My desire for a parser generator began in late 1997 with a school project for which I used my own hand-written parser. At the same time, there was a thread on comp.lang.python about parsing e-mail addresses with nested <>’s. I was reading Stroustrup’s “The C++ Programming Language” and came across an expression parser. I was also reading Mark Lutz’s “Programming Python” and came across another expression parser. The combination of these four events inspired me to write a parser generator that could produce parsers similar to Lutz’s hand-written parser. Many of the features of Yapps are inspired by the ANTLR/PCCTS system written by Terrence Parr. ANTLR combines flexibility, speed, and parsing power into a system that produces readable recursive descent LL(k) parsers for C, C++, or Java.

Download

Yapps 1 is a single Python file, approximately 30k in length. It is likely that you will also want to see the documentation, available in these formats:

There are three tiny examples available:

Name	Grammar	Parser
Calculator	expr.g	expr.py
Lisp Expressions	lisp.g	lisp.py
Yapps Grammar	parsedesc.g	parsedesc.py

Future#

Yapps 2 was quite good for my needs. The weakest point is error handling. Yapps will detect errors in the input and complain, and it attempts to display the portion of the input that was bad, but its explanatory abilities are limited. There also wasn’t any attempt at error recovery.

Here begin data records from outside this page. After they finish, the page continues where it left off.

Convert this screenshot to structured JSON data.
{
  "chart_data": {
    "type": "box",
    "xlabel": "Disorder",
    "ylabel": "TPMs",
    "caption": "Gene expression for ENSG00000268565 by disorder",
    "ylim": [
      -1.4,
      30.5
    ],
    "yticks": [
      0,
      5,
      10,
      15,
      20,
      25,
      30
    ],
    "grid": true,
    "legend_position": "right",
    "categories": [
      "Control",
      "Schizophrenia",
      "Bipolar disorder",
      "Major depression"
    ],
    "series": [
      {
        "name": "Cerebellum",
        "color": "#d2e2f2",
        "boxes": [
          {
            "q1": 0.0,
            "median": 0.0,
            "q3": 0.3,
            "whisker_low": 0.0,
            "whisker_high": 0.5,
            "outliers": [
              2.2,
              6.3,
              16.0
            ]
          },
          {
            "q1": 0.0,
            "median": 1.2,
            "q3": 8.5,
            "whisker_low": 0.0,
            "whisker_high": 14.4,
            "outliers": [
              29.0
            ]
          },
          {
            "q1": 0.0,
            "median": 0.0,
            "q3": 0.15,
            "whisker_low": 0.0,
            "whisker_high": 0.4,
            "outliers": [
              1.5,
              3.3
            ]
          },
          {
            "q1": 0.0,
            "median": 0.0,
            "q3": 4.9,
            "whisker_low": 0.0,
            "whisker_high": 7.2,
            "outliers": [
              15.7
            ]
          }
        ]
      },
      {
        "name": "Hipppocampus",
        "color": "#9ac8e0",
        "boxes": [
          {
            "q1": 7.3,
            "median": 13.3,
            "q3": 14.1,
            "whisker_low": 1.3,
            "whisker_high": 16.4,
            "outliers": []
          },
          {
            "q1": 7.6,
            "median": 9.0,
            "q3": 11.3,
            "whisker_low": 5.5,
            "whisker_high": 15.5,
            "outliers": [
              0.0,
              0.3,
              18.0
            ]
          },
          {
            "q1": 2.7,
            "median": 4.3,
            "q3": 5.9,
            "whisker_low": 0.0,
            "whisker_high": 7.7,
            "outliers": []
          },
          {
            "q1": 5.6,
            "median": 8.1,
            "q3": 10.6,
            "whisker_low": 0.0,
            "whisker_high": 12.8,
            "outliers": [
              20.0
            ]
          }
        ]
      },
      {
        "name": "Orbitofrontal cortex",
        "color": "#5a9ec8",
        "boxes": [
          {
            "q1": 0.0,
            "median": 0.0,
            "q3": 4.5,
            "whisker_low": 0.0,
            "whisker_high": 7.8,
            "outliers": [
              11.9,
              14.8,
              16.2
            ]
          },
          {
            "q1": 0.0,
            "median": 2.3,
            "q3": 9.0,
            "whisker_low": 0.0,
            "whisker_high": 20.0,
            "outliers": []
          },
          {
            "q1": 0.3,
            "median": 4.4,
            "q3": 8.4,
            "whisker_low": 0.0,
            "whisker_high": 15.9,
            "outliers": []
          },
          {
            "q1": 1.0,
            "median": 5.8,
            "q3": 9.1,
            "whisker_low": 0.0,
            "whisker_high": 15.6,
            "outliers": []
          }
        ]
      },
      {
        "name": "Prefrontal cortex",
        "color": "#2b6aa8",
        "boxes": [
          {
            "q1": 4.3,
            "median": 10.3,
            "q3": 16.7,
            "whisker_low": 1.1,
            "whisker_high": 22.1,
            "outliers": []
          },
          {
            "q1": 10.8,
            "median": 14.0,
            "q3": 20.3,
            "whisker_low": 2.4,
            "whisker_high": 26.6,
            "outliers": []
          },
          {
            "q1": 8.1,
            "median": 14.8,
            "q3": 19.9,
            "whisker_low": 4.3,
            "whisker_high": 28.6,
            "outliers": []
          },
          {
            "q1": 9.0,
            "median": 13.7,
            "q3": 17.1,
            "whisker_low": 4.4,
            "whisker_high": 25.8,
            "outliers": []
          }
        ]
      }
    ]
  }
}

I often needed parsers in C++. It would be neat if Yapps could produce a C++ or Ruby parser instead of a Python parser. However, since Yapps mixes the grammar with Python code, a single grammar couldn’t be used to build both a parser module in Python and another in C++.

I wrote Yapps back in the Python 1.5 days. I wanted to write a version that worked better with Python 2 or 3. I’ve put more thoughts on my blog^[33]. If I were to write a new parser project today, it’d have lots of automated testing. However, I have no plans to work on Yapps in the forseeable future. Since the 1990s there’s been quite a lot of development on parsers, with parser combinators, PEGs, and other developments, and I no longer feel the need to write my own.